In fact, a case may be made for a dedicated strategy of positive discrimination or “over-representation” of people with disability by Governments and the media industry.  When a plant is ripped from the ground, it is not necessarily enough to place it back in the ground, cover the damaged roots and to hope it will rain.  The plant needs a period of additional care and nurturing – similarly the damaged standing of people with disability in society must be first repaired before their rights can be left to grow and be realised.

In my view, Governments and the media industry have a social obligation to “reverse” the entrenched and persistent legacy effects of their sustained exclusionary treatment and under-representation of people with disabilities.

In this regard, it is appropriate to recognise the efforts and policies of the BBC in the United Kingdom – including their recent positive employment strategy.

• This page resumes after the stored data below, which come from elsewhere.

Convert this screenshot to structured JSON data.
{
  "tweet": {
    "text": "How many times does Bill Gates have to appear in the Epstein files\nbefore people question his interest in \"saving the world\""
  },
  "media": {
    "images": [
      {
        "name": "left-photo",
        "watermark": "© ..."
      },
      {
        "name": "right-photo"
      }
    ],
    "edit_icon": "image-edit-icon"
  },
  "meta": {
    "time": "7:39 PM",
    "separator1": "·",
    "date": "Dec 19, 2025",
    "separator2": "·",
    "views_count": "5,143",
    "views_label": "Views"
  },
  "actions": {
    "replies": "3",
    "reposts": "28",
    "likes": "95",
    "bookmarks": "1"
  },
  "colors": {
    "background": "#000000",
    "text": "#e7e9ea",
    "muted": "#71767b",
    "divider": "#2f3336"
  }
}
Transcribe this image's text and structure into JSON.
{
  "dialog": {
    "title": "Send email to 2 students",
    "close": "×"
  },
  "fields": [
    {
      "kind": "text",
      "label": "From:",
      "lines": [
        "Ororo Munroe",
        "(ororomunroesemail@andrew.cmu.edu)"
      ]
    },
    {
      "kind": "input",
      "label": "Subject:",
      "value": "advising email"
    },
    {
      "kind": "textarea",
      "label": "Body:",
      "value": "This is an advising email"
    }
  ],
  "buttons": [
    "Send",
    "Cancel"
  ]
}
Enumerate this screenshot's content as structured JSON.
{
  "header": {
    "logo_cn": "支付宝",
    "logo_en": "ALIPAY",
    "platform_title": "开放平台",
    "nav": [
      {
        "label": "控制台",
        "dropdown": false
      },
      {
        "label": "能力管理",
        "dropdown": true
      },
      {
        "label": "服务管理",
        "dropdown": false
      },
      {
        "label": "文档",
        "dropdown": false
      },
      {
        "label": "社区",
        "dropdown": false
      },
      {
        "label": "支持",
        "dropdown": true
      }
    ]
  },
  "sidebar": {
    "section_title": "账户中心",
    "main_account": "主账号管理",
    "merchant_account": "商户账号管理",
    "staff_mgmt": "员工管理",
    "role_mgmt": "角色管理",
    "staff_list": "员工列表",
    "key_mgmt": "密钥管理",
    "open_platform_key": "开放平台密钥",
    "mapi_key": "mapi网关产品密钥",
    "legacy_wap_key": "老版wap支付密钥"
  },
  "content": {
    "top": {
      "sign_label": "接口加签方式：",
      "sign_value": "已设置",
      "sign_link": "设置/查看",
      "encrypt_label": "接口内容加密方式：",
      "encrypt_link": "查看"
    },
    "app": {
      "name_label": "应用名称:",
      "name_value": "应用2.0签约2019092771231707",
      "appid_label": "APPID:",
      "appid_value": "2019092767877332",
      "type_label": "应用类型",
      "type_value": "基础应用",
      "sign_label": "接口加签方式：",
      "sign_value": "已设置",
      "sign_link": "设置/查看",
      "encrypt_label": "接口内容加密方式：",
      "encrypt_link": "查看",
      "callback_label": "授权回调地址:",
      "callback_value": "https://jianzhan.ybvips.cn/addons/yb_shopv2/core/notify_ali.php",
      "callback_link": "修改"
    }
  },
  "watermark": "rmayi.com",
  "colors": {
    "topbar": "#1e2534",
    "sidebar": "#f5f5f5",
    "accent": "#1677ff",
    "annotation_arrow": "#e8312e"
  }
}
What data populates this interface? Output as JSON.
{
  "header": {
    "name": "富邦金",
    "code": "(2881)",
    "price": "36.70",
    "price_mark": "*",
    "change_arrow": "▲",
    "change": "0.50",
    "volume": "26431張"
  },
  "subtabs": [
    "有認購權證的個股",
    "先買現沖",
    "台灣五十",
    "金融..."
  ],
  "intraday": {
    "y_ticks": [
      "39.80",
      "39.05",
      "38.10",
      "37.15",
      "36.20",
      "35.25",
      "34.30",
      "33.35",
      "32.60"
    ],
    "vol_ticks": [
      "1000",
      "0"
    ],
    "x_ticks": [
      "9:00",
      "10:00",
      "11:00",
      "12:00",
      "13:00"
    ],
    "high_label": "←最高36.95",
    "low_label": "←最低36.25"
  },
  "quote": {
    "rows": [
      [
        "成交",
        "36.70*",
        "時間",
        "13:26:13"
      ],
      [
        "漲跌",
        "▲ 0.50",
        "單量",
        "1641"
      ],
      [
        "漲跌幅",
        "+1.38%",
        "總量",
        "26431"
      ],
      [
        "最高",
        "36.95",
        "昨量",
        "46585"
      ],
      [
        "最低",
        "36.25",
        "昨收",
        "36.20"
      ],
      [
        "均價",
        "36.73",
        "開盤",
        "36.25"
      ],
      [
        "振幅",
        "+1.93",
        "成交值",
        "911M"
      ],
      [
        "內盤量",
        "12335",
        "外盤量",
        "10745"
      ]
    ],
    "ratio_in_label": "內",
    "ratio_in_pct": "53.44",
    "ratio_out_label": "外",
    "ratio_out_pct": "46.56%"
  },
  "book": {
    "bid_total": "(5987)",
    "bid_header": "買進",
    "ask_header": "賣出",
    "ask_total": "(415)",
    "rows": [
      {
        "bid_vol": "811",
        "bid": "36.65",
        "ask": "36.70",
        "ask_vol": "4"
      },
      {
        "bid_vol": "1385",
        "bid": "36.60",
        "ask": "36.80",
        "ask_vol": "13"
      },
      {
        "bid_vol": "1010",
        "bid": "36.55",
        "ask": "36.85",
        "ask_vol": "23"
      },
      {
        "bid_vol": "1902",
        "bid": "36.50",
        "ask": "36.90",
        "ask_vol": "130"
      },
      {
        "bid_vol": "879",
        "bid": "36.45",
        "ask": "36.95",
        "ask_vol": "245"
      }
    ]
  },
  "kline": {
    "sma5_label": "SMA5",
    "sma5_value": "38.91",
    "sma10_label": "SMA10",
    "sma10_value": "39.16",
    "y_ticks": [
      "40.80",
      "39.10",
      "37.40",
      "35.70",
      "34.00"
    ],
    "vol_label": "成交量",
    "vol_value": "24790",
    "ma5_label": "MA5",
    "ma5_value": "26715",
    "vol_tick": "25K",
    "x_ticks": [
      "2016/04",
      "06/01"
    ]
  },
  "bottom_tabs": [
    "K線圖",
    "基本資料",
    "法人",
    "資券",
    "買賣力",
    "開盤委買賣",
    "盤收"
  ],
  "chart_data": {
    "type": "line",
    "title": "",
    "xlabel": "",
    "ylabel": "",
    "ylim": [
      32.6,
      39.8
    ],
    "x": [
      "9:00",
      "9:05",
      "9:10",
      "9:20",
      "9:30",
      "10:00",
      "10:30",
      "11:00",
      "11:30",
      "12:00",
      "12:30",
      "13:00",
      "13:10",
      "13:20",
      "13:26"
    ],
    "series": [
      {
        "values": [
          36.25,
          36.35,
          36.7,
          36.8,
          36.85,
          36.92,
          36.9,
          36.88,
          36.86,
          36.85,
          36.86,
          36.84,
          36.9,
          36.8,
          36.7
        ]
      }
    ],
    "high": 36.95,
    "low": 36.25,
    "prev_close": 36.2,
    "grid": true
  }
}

In relation to advertising, I also wish to mention the remarkable efforts this year of Target and Kmart in Australia  – which have worked with Starting with Julius – and each of which have featured, on a sustained commitment basis, multiple people with disability, children and adults, in all their various advertising media.

The media industry, with or without the influence of Governments as key consumers of media services, has the creative capacity and licence to develop products and practices consistent with the Convention and by doing so it will lubricate the wheels of social inclusion – or it can continue as a passive but damaging agent of friction to that social change – to the detriment of many more generations of people with disability.

I am hopeful that we can help the media industry to appreciate and realise the opportunity – for the benefit of the 1 in 5 people living with disability and in the interest of an inclusive society that welcomes all.